In an interview with The Local, Holgersson's co-author Johannes Knutsson said that he believed that shock-and-awe operations like Rimfrost were more about demonstrating to the public that the police were taking action, in this case in response to the 15-year-old's murder. 

"The police simply had to do something. And then they started this operation and found a lot of officers to send down to Malmö to strengthen the local police force," he explained.

"Then there is an extremely big communication unit at the Police Authority, centrally situated, and they made a communications plan that stated that they should focus on on these type of statistics."

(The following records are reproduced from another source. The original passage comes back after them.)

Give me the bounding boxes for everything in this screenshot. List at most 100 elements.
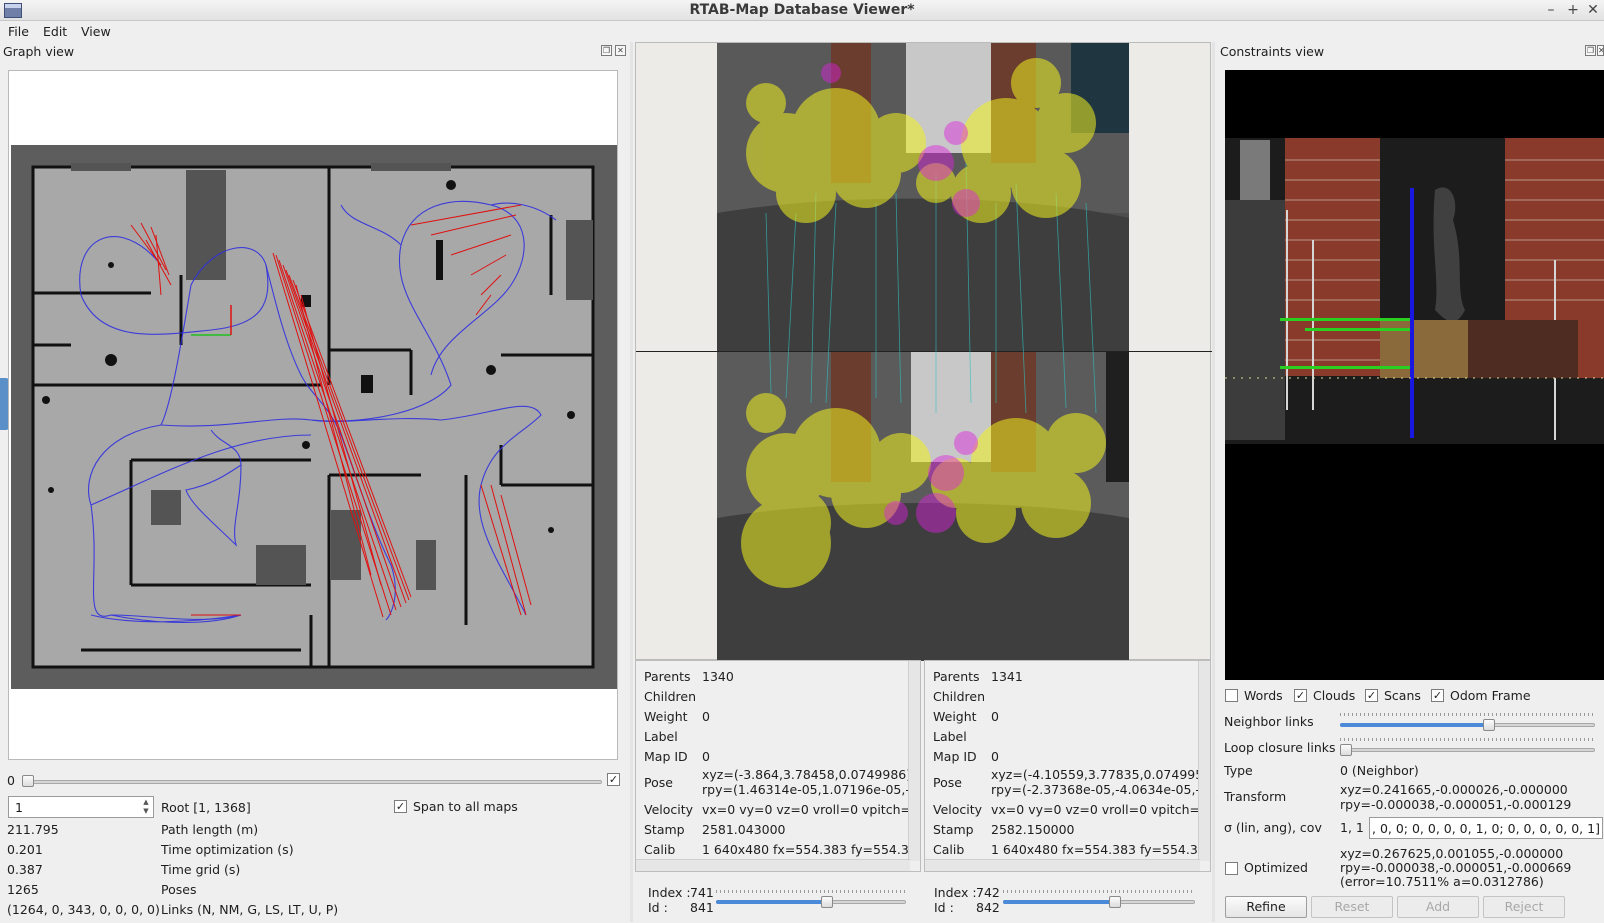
optimized-checkbox[interactable] bbox=[1225, 862, 1238, 875]
graph-canvas[interactable] bbox=[8, 70, 618, 760]
pose-rpy: rpy=(1.46314e-05,1.07196e-05,-3 bbox=[702, 782, 918, 797]
field-value: 1340 bbox=[702, 669, 734, 684]
field-value: 1341 bbox=[991, 669, 1023, 684]
pose-rpy: rpy=(-2.37368e-05,-4.0634e-05,-3 bbox=[991, 782, 1208, 797]
constraints-view-title: Constraints view bbox=[1220, 44, 1325, 59]
sigma-label: σ (lin, ang), cov bbox=[1224, 820, 1322, 835]
clouds-checkbox[interactable]: ✓ bbox=[1294, 689, 1307, 702]
add-button[interactable]: Add bbox=[1397, 896, 1479, 918]
field-label: Map ID bbox=[933, 749, 977, 764]
node-b-info-panel: Parents 1341 Children Weight 0 Label Map… bbox=[924, 660, 1211, 872]
menubar: File Edit View bbox=[0, 21, 1604, 41]
odom-frame-checkbox[interactable]: ✓ bbox=[1431, 689, 1444, 702]
maximize-button[interactable]: + bbox=[1564, 1, 1582, 19]
menu-edit[interactable]: Edit bbox=[43, 24, 67, 39]
node-b-index-label: Index : bbox=[934, 885, 977, 900]
covariance-input[interactable]: , 0, 0; 0, 0, 0, 0, 1, 0; 0, 0, 0, 0, 0,… bbox=[1369, 817, 1603, 839]
node-a-hscrollbar[interactable] bbox=[636, 859, 910, 871]
node-a-index-label: Index : bbox=[648, 885, 691, 900]
node-a-id-value: 841 bbox=[690, 900, 714, 915]
field-label: Map ID bbox=[644, 749, 688, 764]
optimized-label: Optimized bbox=[1244, 860, 1308, 875]
transform-xyz: xyz=0.241665,-0.000026,-0.000000 bbox=[1340, 782, 1568, 797]
field-label: Children bbox=[644, 689, 697, 704]
minimize-button[interactable]: – bbox=[1542, 1, 1560, 19]
stat-label: Links (N, NM, G, LS, LT, U, P) bbox=[161, 902, 339, 917]
node-a-id-label: Id : bbox=[648, 900, 668, 915]
span-all-maps-label: Span to all maps bbox=[413, 799, 518, 814]
neighbor-links-label: Neighbor links bbox=[1224, 714, 1314, 729]
field-label: Label bbox=[644, 729, 678, 744]
words-label: Words bbox=[1244, 688, 1283, 703]
field-label: Calib bbox=[644, 842, 676, 857]
graph-slider-checkbox[interactable]: ✓ bbox=[607, 773, 620, 786]
scans-label: Scans bbox=[1384, 688, 1421, 703]
splitter-left[interactable] bbox=[630, 42, 633, 922]
covariance-input-value: , 0, 0; 0, 0, 0, 0, 1, 0; 0, 0, 0, 0, 0,… bbox=[1372, 821, 1600, 836]
field-value: 0 bbox=[702, 709, 710, 724]
field-label: Weight bbox=[644, 709, 688, 724]
node-b-hscrollbar[interactable] bbox=[925, 859, 1200, 871]
field-label: Stamp bbox=[644, 822, 685, 837]
close-button[interactable]: ✕ bbox=[1584, 1, 1602, 19]
field-label: Velocity bbox=[933, 802, 983, 817]
field-value: 2581.043000 bbox=[702, 822, 786, 837]
root-label: Root [1, 1368] bbox=[161, 800, 251, 815]
stat-label: Time optimization (s) bbox=[161, 842, 294, 857]
node-b-id-value: 842 bbox=[976, 900, 1000, 915]
field-label: Children bbox=[933, 689, 986, 704]
stat-label: Poses bbox=[161, 882, 197, 897]
node-b-vscrollbar[interactable] bbox=[1198, 661, 1210, 861]
words-checkbox[interactable] bbox=[1225, 689, 1238, 702]
type-label: Type bbox=[1224, 763, 1253, 778]
spin-up-icon[interactable]: ▲ bbox=[140, 798, 152, 807]
reset-button[interactable]: Reset bbox=[1311, 896, 1393, 918]
node-a-slider-handle[interactable] bbox=[821, 896, 833, 908]
refine-button[interactable]: Refine bbox=[1225, 896, 1307, 918]
loop-closure-links-handle[interactable] bbox=[1340, 744, 1352, 756]
node-b-id-label: Id : bbox=[934, 900, 954, 915]
field-value: 0 bbox=[702, 749, 710, 764]
field-label: Pose bbox=[933, 775, 962, 790]
constraints-3d-view[interactable] bbox=[1225, 70, 1604, 680]
point-cloud-render bbox=[1225, 138, 1604, 680]
stat-label: Time grid (s) bbox=[161, 862, 241, 877]
scans-checkbox[interactable]: ✓ bbox=[1365, 689, 1378, 702]
transform-label: Transform bbox=[1224, 789, 1287, 804]
graph-slider[interactable] bbox=[22, 780, 602, 784]
stat-value: 211.795 bbox=[7, 822, 59, 837]
optimized-error: (error=10.7511% a=0.0312786) bbox=[1340, 874, 1544, 889]
field-label: Weight bbox=[933, 709, 977, 724]
splitter-right[interactable] bbox=[1212, 42, 1215, 922]
field-value: 0 bbox=[991, 749, 999, 764]
node-a-index-value: 741 bbox=[690, 885, 714, 900]
node-b-slider-fill bbox=[1003, 900, 1115, 904]
loop-closure-ticks bbox=[1340, 738, 1595, 741]
menu-view[interactable]: View bbox=[81, 24, 111, 39]
menu-file[interactable]: File bbox=[8, 24, 29, 39]
node-a-vscrollbar[interactable] bbox=[908, 661, 920, 861]
span-all-maps-checkbox[interactable]: ✓ bbox=[394, 800, 407, 813]
loop-closure-links-label: Loop closure links bbox=[1224, 740, 1336, 755]
reject-button[interactable]: Reject bbox=[1483, 896, 1565, 918]
window-title: RTAB-Map Database Viewer* bbox=[689, 2, 915, 18]
dock-float-icon[interactable]: ❐ bbox=[601, 45, 612, 56]
stat-value: 0.387 bbox=[7, 862, 43, 877]
graph-slider-handle[interactable] bbox=[22, 775, 34, 787]
loop-closure-links-slider[interactable] bbox=[1340, 748, 1595, 752]
node-a-info-panel: Parents 1340 Children Weight 0 Label Map… bbox=[635, 660, 921, 872]
stat-value: 1265 bbox=[7, 882, 39, 897]
spin-down-icon[interactable]: ▼ bbox=[140, 807, 152, 816]
root-spinbox[interactable]: 1 ▲ ▼ bbox=[8, 796, 154, 818]
dock-close-icon[interactable]: ✕ bbox=[615, 45, 626, 56]
field-label: Parents bbox=[933, 669, 980, 684]
dock-close-icon[interactable]: ✕ bbox=[1597, 45, 1604, 56]
field-value: 2582.150000 bbox=[991, 822, 1075, 837]
field-label: Velocity bbox=[644, 802, 694, 817]
neighbor-links-handle[interactable] bbox=[1483, 719, 1495, 731]
node-b-slider-ticks bbox=[1003, 890, 1195, 893]
dock-float-icon[interactable]: ❐ bbox=[1585, 45, 1596, 56]
node-b-slider-handle[interactable] bbox=[1109, 896, 1121, 908]
field-value: 1 640x480 fx=554.383 fy=554.38 bbox=[991, 842, 1206, 857]
image-comparison-view[interactable] bbox=[635, 42, 1212, 661]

"I think that the goal is of course, to make an impression, but there actually were more officers there who did things, but was it purposeful? Did they achieve their goals? That's what we, and ultimately the Swedish citizen, would like to know."

Damage to Ceasefire study: "It's plain stupid"

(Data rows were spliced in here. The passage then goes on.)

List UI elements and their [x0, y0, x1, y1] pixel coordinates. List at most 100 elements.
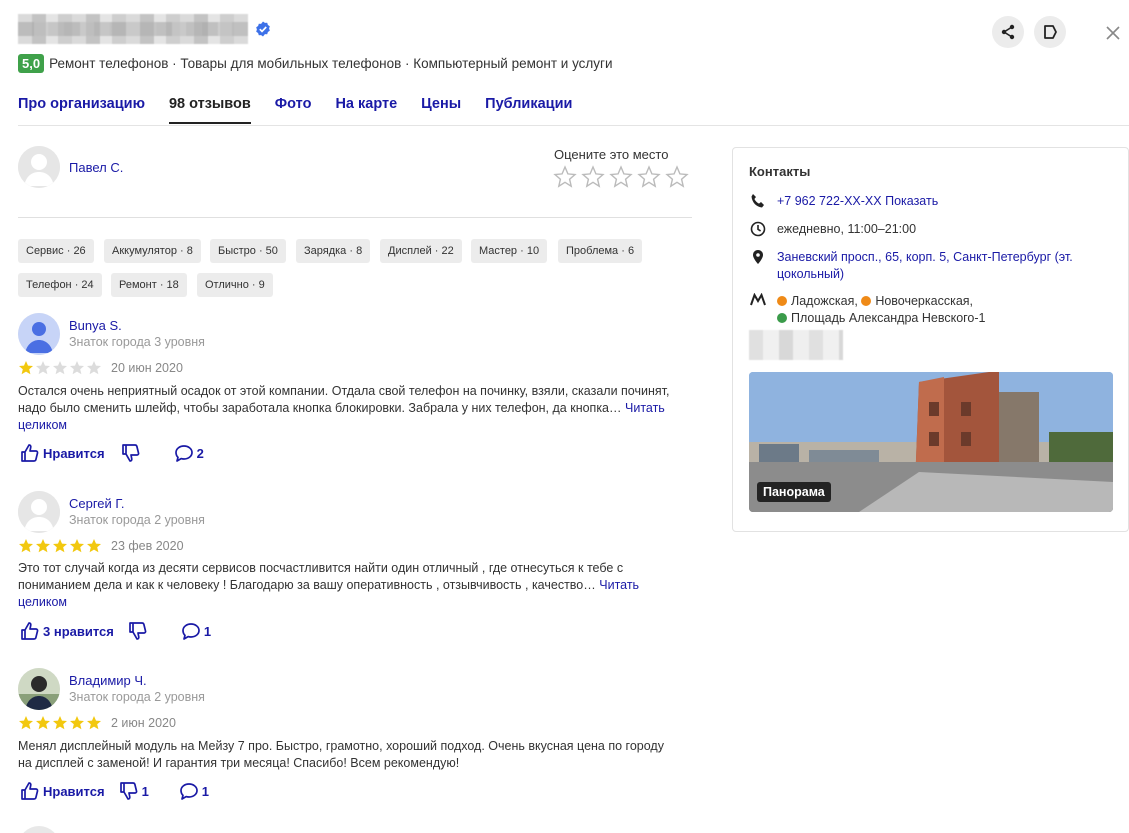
opening-hours: ежедневно, 11:00–21:00	[777, 222, 917, 236]
star-empty-icon	[36, 361, 50, 375]
tab-photo[interactable]: Фото	[275, 96, 312, 124]
divider	[18, 217, 692, 218]
dislike-count: 1	[141, 783, 149, 799]
metro-station[interactable]: Площадь Александра Невского-1	[777, 311, 986, 325]
chip-repair[interactable]: Ремонт · 18	[111, 273, 187, 297]
avatar[interactable]	[18, 668, 60, 710]
rating-row: 5,0 Ремонт телефонов · Товары для мобиль…	[18, 54, 613, 73]
review-stars: 23 фев 2020	[18, 538, 184, 554]
thumbs-up-icon	[21, 622, 39, 640]
metro-line-dot	[861, 296, 872, 306]
bookmark-button[interactable]	[1034, 16, 1066, 48]
tab-reviews[interactable]: 98 отзывов	[168, 96, 251, 124]
star-filled-icon	[87, 539, 101, 553]
bookmark-icon	[1044, 25, 1057, 39]
phone-icon	[751, 194, 764, 208]
show-phone-link[interactable]: Показать	[885, 194, 938, 208]
like-button[interactable]: Нравится	[20, 781, 105, 801]
dislike-button[interactable]	[128, 621, 151, 641]
thumbs-down-icon	[119, 782, 137, 800]
rate-star-2[interactable]	[581, 165, 605, 189]
rate-star-3[interactable]	[609, 165, 633, 189]
thumbs-up-icon	[21, 444, 39, 462]
tab-prices[interactable]: Цены	[421, 96, 461, 124]
comments-button[interactable]: 1	[181, 621, 211, 641]
review-author-level: Знаток города 2 уровня	[69, 513, 205, 527]
phone-number[interactable]: +7 962 722-XX-XX	[777, 194, 882, 208]
avatar[interactable]	[18, 826, 60, 833]
comments-count: 2	[196, 445, 204, 461]
chip-battery[interactable]: Аккумулятор · 8	[104, 239, 201, 263]
star-filled-icon	[70, 539, 84, 553]
review-body: Это тот случай когда из десяти сервисов …	[18, 561, 624, 592]
thumbs-down-icon	[121, 444, 139, 462]
tab-about[interactable]: Про организацию	[18, 96, 145, 124]
panorama-label: Панорама	[757, 482, 831, 502]
user-photo-icon	[18, 668, 60, 710]
avatar[interactable]	[18, 313, 60, 355]
comments-button[interactable]: 1	[179, 781, 209, 801]
tab-publications[interactable]: Публикации	[485, 96, 572, 124]
review-author[interactable]: Bunya S.	[69, 318, 122, 333]
dislike-button[interactable]: 1	[119, 781, 149, 801]
chip-excellent[interactable]: Отлично · 9	[197, 273, 273, 297]
panorama-preview[interactable]: Панорама	[749, 372, 1113, 512]
organization-title-blurred	[18, 14, 248, 44]
review-body: Остался очень неприятный осадок от этой …	[18, 384, 670, 415]
metro-station[interactable]: Ладожская,	[777, 294, 858, 308]
review-date: 23 фев 2020	[111, 539, 184, 553]
like-button[interactable]: 3 нравится	[20, 621, 114, 641]
rate-star-4[interactable]	[637, 165, 661, 189]
review-author-level: Знаток города 3 уровня	[69, 335, 205, 349]
contacts-card: Контакты +7 962 722-XX-XX Показать ежедн…	[732, 147, 1129, 532]
close-button[interactable]	[1103, 23, 1123, 43]
metro-station-name: Ладожская	[791, 294, 855, 308]
chip-master[interactable]: Мастер · 10	[471, 239, 548, 263]
verified-icon	[256, 21, 270, 37]
rate-stars	[553, 165, 689, 189]
star-empty-icon	[70, 361, 84, 375]
chip-display[interactable]: Дисплей · 22	[380, 239, 462, 263]
review-author[interactable]: Владимир Ч.	[69, 673, 147, 688]
rate-star-5[interactable]	[665, 165, 689, 189]
avatar[interactable]	[18, 491, 60, 533]
like-label: Нравится	[43, 445, 105, 461]
review-actions: Нравится 2	[20, 443, 204, 463]
star-filled-icon	[53, 539, 67, 553]
chip-phone[interactable]: Телефон · 24	[18, 273, 102, 297]
thumbs-up-icon	[21, 782, 39, 800]
review-text: Менял дисплейный модуль на Мейзу 7 про. …	[18, 738, 678, 772]
metro-station[interactable]: Новочеркасская,	[861, 294, 973, 308]
rate-star-1[interactable]	[553, 165, 577, 189]
tab-map[interactable]: На карте	[335, 96, 397, 124]
chip-charging[interactable]: Зарядка · 8	[296, 239, 371, 263]
star-filled-icon	[19, 539, 33, 553]
review-author[interactable]: Сергей Г.	[69, 496, 124, 511]
rate-place-title: Оцените это место	[554, 147, 669, 162]
comment-icon	[179, 783, 198, 800]
metro-row: Ладожская, Новочеркасская, Площадь Алекс…	[749, 293, 1109, 327]
address-link[interactable]: Заневский просп., 65, корп. 5, Санкт-Пет…	[777, 249, 1107, 283]
my-user-name[interactable]: Павел С.	[69, 160, 123, 175]
thumbs-down-icon	[129, 622, 147, 640]
review-author-level: Знаток города 2 уровня	[69, 690, 205, 704]
review-date: 20 июн 2020	[111, 361, 183, 375]
categories-text: Ремонт телефонов · Товары для мобильных …	[49, 56, 613, 71]
star-filled-icon	[36, 716, 50, 730]
user-placeholder-icon	[18, 491, 60, 533]
comment-icon	[174, 445, 193, 462]
chip-problem[interactable]: Проблема · 6	[558, 239, 643, 263]
star-filled-icon	[19, 716, 33, 730]
review-actions: Нравится 1 1	[20, 781, 209, 801]
contacts-title: Контакты	[749, 164, 811, 179]
review-date: 2 июн 2020	[111, 716, 176, 730]
address-row: Заневский просп., 65, корп. 5, Санкт-Пет…	[749, 249, 1109, 283]
chip-service[interactable]: Сервис · 26	[18, 239, 94, 263]
chip-fast[interactable]: Быстро · 50	[210, 239, 286, 263]
user-placeholder-icon	[18, 146, 60, 188]
share-button[interactable]	[992, 16, 1024, 48]
comments-button[interactable]: 2	[174, 443, 204, 463]
tabs-divider	[18, 125, 1129, 126]
dislike-button[interactable]	[121, 443, 144, 463]
like-button[interactable]: Нравится	[20, 443, 105, 463]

Knutsson complained that he could not understand why police had launched Rimfrost at the same time as Malmö was running its ongoing Ceasefire pilot scheme, which was designed to assess whether the Group Violence Intervention Strategies which have been successful in the US could be adapted to Sweden. 

In August, the number of shootings in Malmö was down to nine, from 34 last year, 47 in 2018 and 65 in 2017.

"The problem now is that Rimfrost disturbs the scheme they're trying to conduct in Malmö. They've got three million kronor from the EU to make an evaluation of this policy, but now they're not evaluating the policy, because now you've got a mixture of them. It's plain stupid," said Knutsson.